TWO RAF servicemen based in Scotland have been removed from frontline duty after graphic pictures emerged appearing to show at least one posing with a dead Taleban fighter in Afghanistan.
Both men serve with 51 Squadron RAF Regiment based at RAF Lossiemouth in Moray.
The Ministry of Defence last night said military police were investigating the photographs, which were taken after a dramatic attack on Camp Bastion in September 2012. Defence chiefs were made aware of the images some weeks ago.
The two RAF gunners were last month on a subsequent tour of Afghanistan and serving on the frontline. An MoD source confirmed they have been withdrawn from those duties. It is not clear if they have been flown back to Scotland.
In two of the pictures, at least one and possibly two members of the RAF Regiment can be seen kneeling next to the body of a dead insurgent and giving a thumbs-up sign.
It is feared the alleged incident could spark a backlash in Afghanistan against servicemen and women.
The pictures also show some of the damage caused during the attack on the UK’s main base, which left two US marines dead.
Several British personnel were injured in the attack while six United States Harrier jump jets were destroyed and a further two damaged at a cost of tens of millions of pounds.
Prince Harry was serving at the base as a member of the Army Air Corps at the time of the attack on Friday, 14 September.
An RAF spokeswoman said last night: “This type of behaviour is unacceptable and will not be tolerated. The RAF is treating this incident extremely seriously and has launched a military police investigation.”
She added that the Special Investigations Branch were probing the alleged incident.
An RAF source said he was making “no excuses” for the behaviour but said it was important to consider the context.
“This was a long, extensive firefight against a well-drilled, well-armed enemy who was trying to kill them,” the source said.
He spoke of the “heat of conflict”, the “relief of victory” and the “unusual adrenaline-fuelled situation” in which “foolish” things happened.
However, Joanne Mariner, director of law and policy at Amnesty International, said the pictures were “appalling”.
“They violate international humanitarian law standards, including common article 3 of the Geneva Conventions, which prohibit the disrespectful and degrading treatment of the bodies of dead combatants,” she said.
“There must be a thorough and impartial investigation into this incident. It is encouraging to learn that the UK military has instigated one.”
According to a report from the MoD, 15 heavily armed insurgents dressed in United States army uniforms and armed with PKM machine guns, AK-47 rifles and rocket-propelled grenades broke through perimeter defences and initially targeted tower guards with heavy fire under cover of darkness.
RAF Regiment gunners – who guard Camp Bastion against attack – were deployed to retake the airfield and were engaged in a four-hour gun battle with the Taleban.
US and British troops killed 14 of the attackers and wounded the remaining one, who was detained and interrogated.
On their return to Scotland, they received a heroes’ welcome and were praised for their bravery. Station commander of RAF Lossiemouth, Group Captain Ian Gale, commended them
for their “courage and professionalism in the face of the enemy”.

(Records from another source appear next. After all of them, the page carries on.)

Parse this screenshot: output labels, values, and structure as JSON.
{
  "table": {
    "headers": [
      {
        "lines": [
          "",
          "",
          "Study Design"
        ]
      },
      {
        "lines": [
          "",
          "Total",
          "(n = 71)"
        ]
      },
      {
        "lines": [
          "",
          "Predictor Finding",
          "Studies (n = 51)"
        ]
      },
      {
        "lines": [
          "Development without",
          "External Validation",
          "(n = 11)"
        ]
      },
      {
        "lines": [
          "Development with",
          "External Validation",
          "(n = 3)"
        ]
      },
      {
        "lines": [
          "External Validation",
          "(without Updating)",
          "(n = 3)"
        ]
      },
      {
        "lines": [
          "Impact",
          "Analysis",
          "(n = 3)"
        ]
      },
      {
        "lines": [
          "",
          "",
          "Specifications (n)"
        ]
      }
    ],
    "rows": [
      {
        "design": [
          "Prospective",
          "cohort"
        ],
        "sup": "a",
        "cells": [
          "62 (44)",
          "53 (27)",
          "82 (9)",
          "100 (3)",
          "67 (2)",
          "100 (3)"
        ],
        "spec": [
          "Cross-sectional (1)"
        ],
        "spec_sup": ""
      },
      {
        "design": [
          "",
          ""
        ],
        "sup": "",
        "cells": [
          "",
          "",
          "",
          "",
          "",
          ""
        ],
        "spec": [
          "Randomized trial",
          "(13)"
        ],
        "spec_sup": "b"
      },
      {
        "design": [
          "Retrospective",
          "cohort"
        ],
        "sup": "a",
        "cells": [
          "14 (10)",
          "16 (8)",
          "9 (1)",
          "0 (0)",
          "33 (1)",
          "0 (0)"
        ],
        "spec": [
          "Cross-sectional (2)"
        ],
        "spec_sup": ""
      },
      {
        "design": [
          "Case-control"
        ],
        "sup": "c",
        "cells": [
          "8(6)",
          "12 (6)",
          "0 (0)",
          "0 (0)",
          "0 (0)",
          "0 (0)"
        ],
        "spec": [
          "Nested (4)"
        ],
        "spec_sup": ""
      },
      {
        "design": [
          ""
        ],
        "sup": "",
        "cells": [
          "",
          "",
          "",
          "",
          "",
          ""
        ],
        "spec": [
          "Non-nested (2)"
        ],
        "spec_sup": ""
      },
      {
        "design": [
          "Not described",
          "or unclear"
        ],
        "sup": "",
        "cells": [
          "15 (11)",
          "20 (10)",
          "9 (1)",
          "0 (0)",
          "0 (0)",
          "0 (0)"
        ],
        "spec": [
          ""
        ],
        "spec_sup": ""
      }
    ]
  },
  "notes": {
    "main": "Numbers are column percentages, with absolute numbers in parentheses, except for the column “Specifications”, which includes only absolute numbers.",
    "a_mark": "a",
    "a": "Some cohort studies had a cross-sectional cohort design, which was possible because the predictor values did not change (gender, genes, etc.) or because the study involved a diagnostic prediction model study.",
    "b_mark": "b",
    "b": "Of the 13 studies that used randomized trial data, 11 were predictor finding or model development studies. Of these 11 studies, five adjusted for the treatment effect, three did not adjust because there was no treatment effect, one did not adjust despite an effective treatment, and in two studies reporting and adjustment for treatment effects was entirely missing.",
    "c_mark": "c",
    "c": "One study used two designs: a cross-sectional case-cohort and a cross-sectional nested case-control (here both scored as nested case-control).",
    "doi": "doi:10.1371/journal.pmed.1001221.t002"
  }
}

Last month, a report by the Commons cross-party defence committee said British commanders had to “bear a degree of responsibility” for failing to prevent the raid.
Only 11 of 24 guard towers at the base in Helmand province were manned when the insurgents entered the camp.
MPs described the attitude of the MoD as “obstructive and unhelpful” when they were trying to establish the facts of the attack. The committee also said it was “unimpressed” by the evidence from the chief of joint operations, Lt Gen David Capewell.Though the US was responsible for protecting Camp Bastion at the time – and two US marine generals were dismissed as the result of the attack – the defence committee said: “British commanders must bear a degree of responsibility for these systemic failures and associated reputational damage.”
During the 2012 tour of Afghanistan, 150 personnel from Lossiemouth were deployed to protect RAF and US aircraft and helicopters. The gunners were responsible for an area of some 700 square kilometres and also provided protection for the Medical Emergency Response Team, defending a Chinook helicopter while it was collecting casualties.
The Moray-based troops took part in 183 emergency evacuations during their tour, saving both coalition and Afghan lives.
And in July 2012, 51 Squadron took part in Operation Cheetah’s Rising, when helicopter gunners joined forces with US Marines to set up vehicle checkpoints to stop and search suspicious vehicles operating in the area.
The pictures incident is the latest scandal involving soldiers from coalition forces allegedly posing for photos alongside bodies of dead Afghan fighters.
In 2012, president Barack Obama branded the conduct of US soldiers “reprehensible” when it emerged they had been pictured with the remains of dead suicide bombers.
A year earlier, Afghan president Hamid Karzai described the behaviour of US soldiers as “disgusting” when they were shown urinating on the bodies of Taleban fighters.